The photo was released in late November as part of the New England Journal of Medicine’s Images in Clinical Medicine series. University of California at San Francisco doctors Gavitt A. Woodard and Georg M. Wieselthaler wrote that it came from their patient, a 36-year-old man who had long struggled with chronic heart failure. The patient reportedly had a medical history including “heart failure with an ejection fraction of 20%, bioprosthetic aortic-valve replacement for bicuspid aortic stenosis, endovascular stenting of an aortic aneurysm, and placement of a permanent pacemaker for complete heart block.” When the patient was admitted to the hospital’s intensive care unit, they hooked him up to a pump designed to help circulate blood throughout the body:
An Impella ventricular assist device was placed for management of acute heart failure, and a continuous heparin infusion was initiated for systemic anticoagulation. During the next week, the patient had episodes of small-volume hemoptysis, increasing respiratory distress, and increasing use of supplemental oxygen (up to 20 liters delivered through a high-flow nasal cannula). During an extreme bout of coughing, the patient spontaneously expectorated an intact cast of the right bronchial tree.
The “patient’s trachea was subsequently intubated” and following later extubation “had no further episodes of hemoptysis,” the doctors wrote, but a week later he unfortuntely “died from complications of heart failure (volume overload and poor cardiac output) despite placement of the ventricular assist device.”
Per the Atlantic, Wieselthaler said that the use of the pump requires anticoagulants to “make the blood thinner and prevent clots from forming,” though that comes with the risk of uncontrolled internal bleeding. In this case, Wieselthaler told the magazine, blood leaving the heart to stock up on fresh oxygen in the circulatory system appears to have pooled in the right bronchial tree, clotted, and was then ejected by the patient in a jumbled form:
Once Wieselthaler and his team carefully unfurled the bundle and laid it out, they found that the architecture of the airways had been retained so perfectly that they were able to identify it as the right bronchial tree based solely on the number of branches and their alignment.
Wieselthaler added that one possible way the clot could have remained intact, rather than be broken up, was a high concentration of fibrinogen, a protein in blood plasma that helps form clots. The patient had an infection that both aggravated the heart failure and may have caused a buildup of fibrinogen in the blood, resulting in a more rubbery clot, he told the Atlantic.
Woodard told the magazine that it is additionally possible that the size of the clot actually may have contributed to its ejection, as it could have enabled the patient “to generate enough force from an entire right side of his thorax to push this up and out.”
“The blood clot itself was quite soft and delicate,” Woodard told Gizmodo via email. “It did not damage the airway.
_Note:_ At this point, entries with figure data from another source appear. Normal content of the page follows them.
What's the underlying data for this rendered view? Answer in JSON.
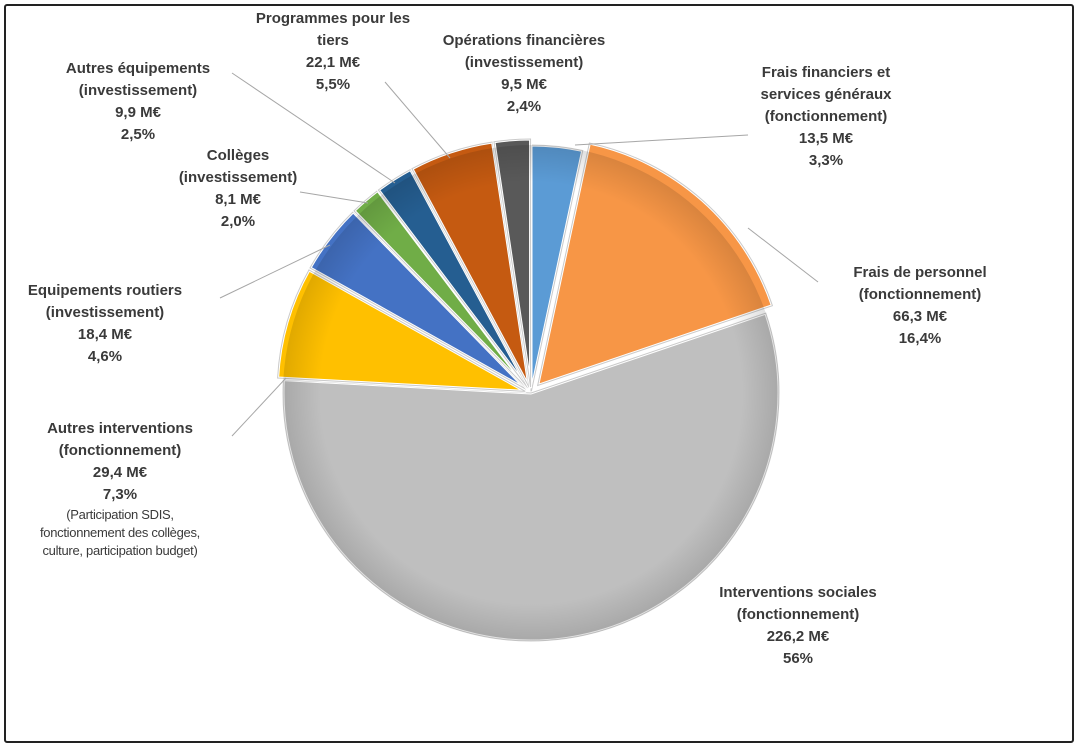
{
  "chart_data": {
    "type": "pie",
    "title": "",
    "unit": "M€",
    "slices": [
      {
        "name_lines": [
          "Frais financiers et",
          "services généraux",
          "(fonctionnement)"
        ],
        "value_label": "13,5 M€",
        "pct_label": "3,3%",
        "value": 13.5,
        "percent": 3.3,
        "color": "#5b9bd5"
      },
      {
        "name_lines": [
          "Frais de personnel",
          "(fonctionnement)"
        ],
        "value_label": "66,3 M€",
        "pct_label": "16,4%",
        "value": 66.3,
        "percent": 16.4,
        "color": "#f79646"
      },
      {
        "name_lines": [
          "Interventions  sociales",
          "(fonctionnement)"
        ],
        "value_label": "226,2 M€",
        "pct_label": "56%",
        "value": 226.2,
        "percent": 56,
        "color": "#bfbfbf"
      },
      {
        "name_lines": [
          "Autres  interventions",
          "(fonctionnement)"
        ],
        "value_label": "29,4 M€",
        "pct_label": "7,3%",
        "value": 29.4,
        "percent": 7.3,
        "color": "#ffc000",
        "note_lines": [
          "(Participation SDIS,",
          "fonctionnement des collèges,",
          "culture, participation budget)"
        ]
      },
      {
        "name_lines": [
          "Equipements routiers",
          "(investissement)"
        ],
        "value_label": "18,4 M€",
        "pct_label": "4,6%",
        "value": 18.4,
        "percent": 4.6,
        "color": "#4472c4"
      },
      {
        "name_lines": [
          "Collèges",
          "(investissement)"
        ],
        "value_label": "8,1 M€",
        "pct_label": "2,0%",
        "value": 8.1,
        "percent": 2.0,
        "color": "#70ad47"
      },
      {
        "name_lines": [
          "Autres  équipements",
          "(investissement)"
        ],
        "value_label": "9,9 M€",
        "pct_label": "2,5%",
        "value": 9.9,
        "percent": 2.5,
        "color": "#255e91"
      },
      {
        "name_lines": [
          "Programmes pour  les",
          "tiers"
        ],
        "value_label": "22,1 M€",
        "pct_label": "5,5%",
        "value": 22.1,
        "percent": 5.5,
        "color": "#c55a11"
      },
      {
        "name_lines": [
          "Opérations  financières",
          "(investissement)"
        ],
        "value_label": "9,5 M€",
        "pct_label": "2,4%",
        "value": 9.5,
        "percent": 2.4,
        "color": "#595959"
      }
    ]
  }
}
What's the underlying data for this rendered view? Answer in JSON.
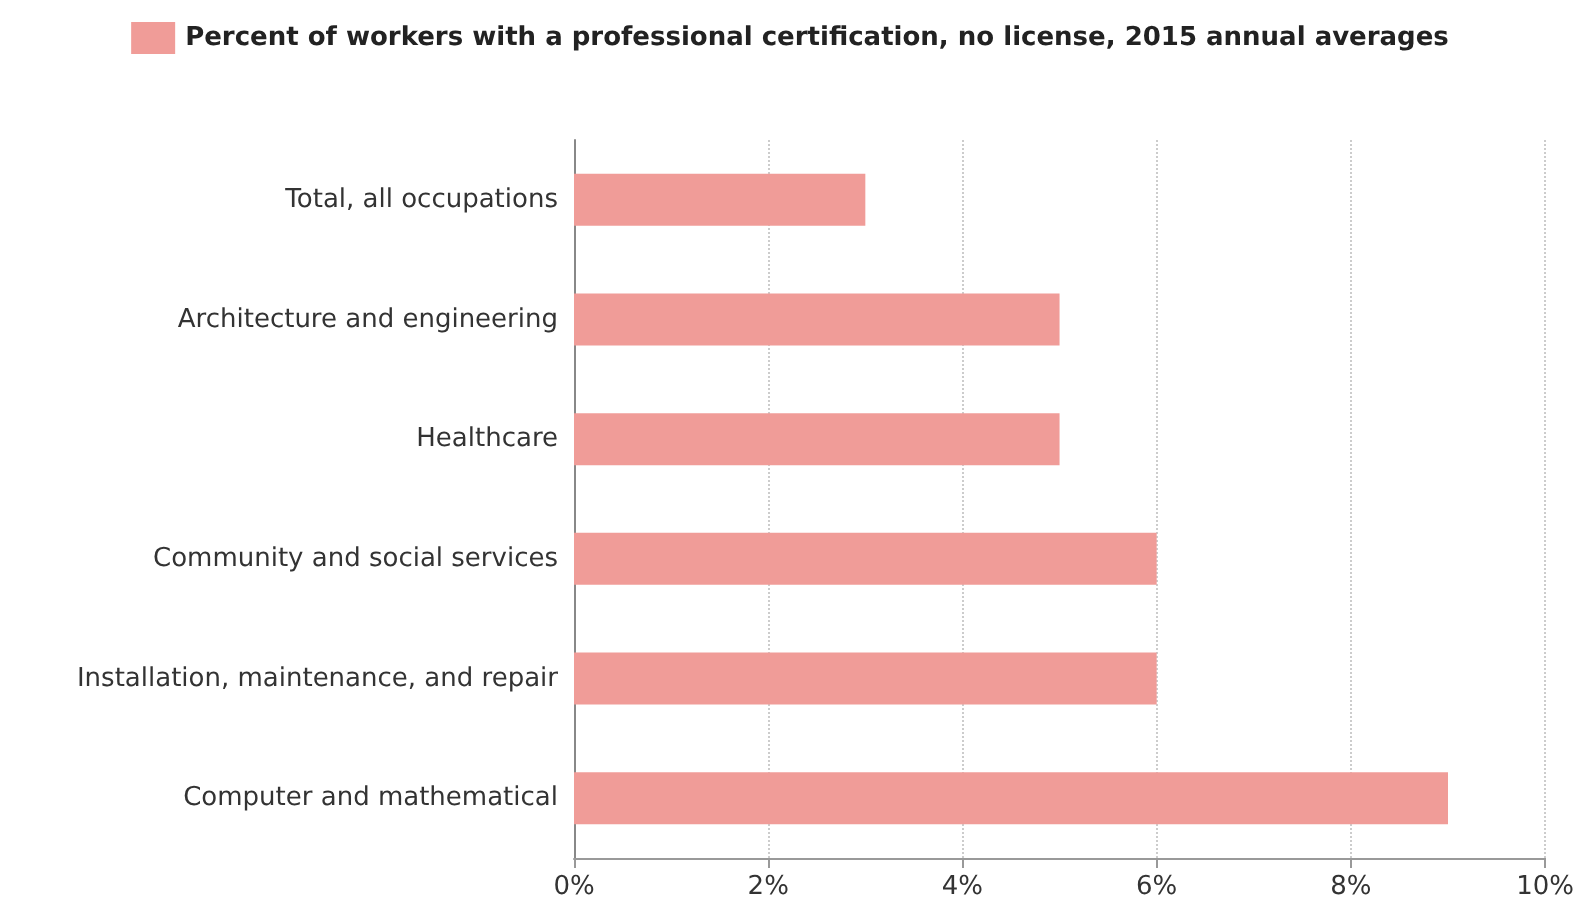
{
  "chart_data": {
    "type": "bar",
    "orientation": "horizontal",
    "categories": [
      "Total, all occupations",
      "Architecture and engineering",
      "Healthcare",
      "Community and social services",
      "Installation, maintenance, and repair",
      "Computer and mathematical"
    ],
    "series": [
      {
        "name": "Percent of workers with a professional certification, no license, 2015 annual averages",
        "color": "#f09c98",
        "values": [
          3,
          5,
          5,
          6,
          6,
          9
        ]
      }
    ],
    "xlim": [
      0,
      10
    ],
    "xticks": [
      {
        "value": 0,
        "label": "0%"
      },
      {
        "value": 2,
        "label": "2%"
      },
      {
        "value": 4,
        "label": "4%"
      },
      {
        "value": 6,
        "label": "6%"
      },
      {
        "value": 8,
        "label": "8%"
      },
      {
        "value": 10,
        "label": "10%"
      }
    ],
    "grid": "x",
    "legend": "top"
  }
}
It was so fragile I had to be careful when positing it for the photo not to have a piece of it break off.”
It might seem a little like rubbernecking to gawk at the product of someone’s medical misfortune, but even most doctors may never have the chance to see something like this. Though there are other conditions which can result in bronchial casts, including infections and asthmatic conditions or lymphatic-flow disorders that can cause buildups of mucus or lymph fluid respectively, Wieselthaler was emphatic that the size of this one is almost unprecedented.
“We were astonished,” Wieselthaler told the Atlantic. “It’s a curiosity you can’t imagine—I mean, this is very, very, very rare.”
Update: 12/7/2018, 6:25 p.m. ET: Updated with comment, as well as with additional context.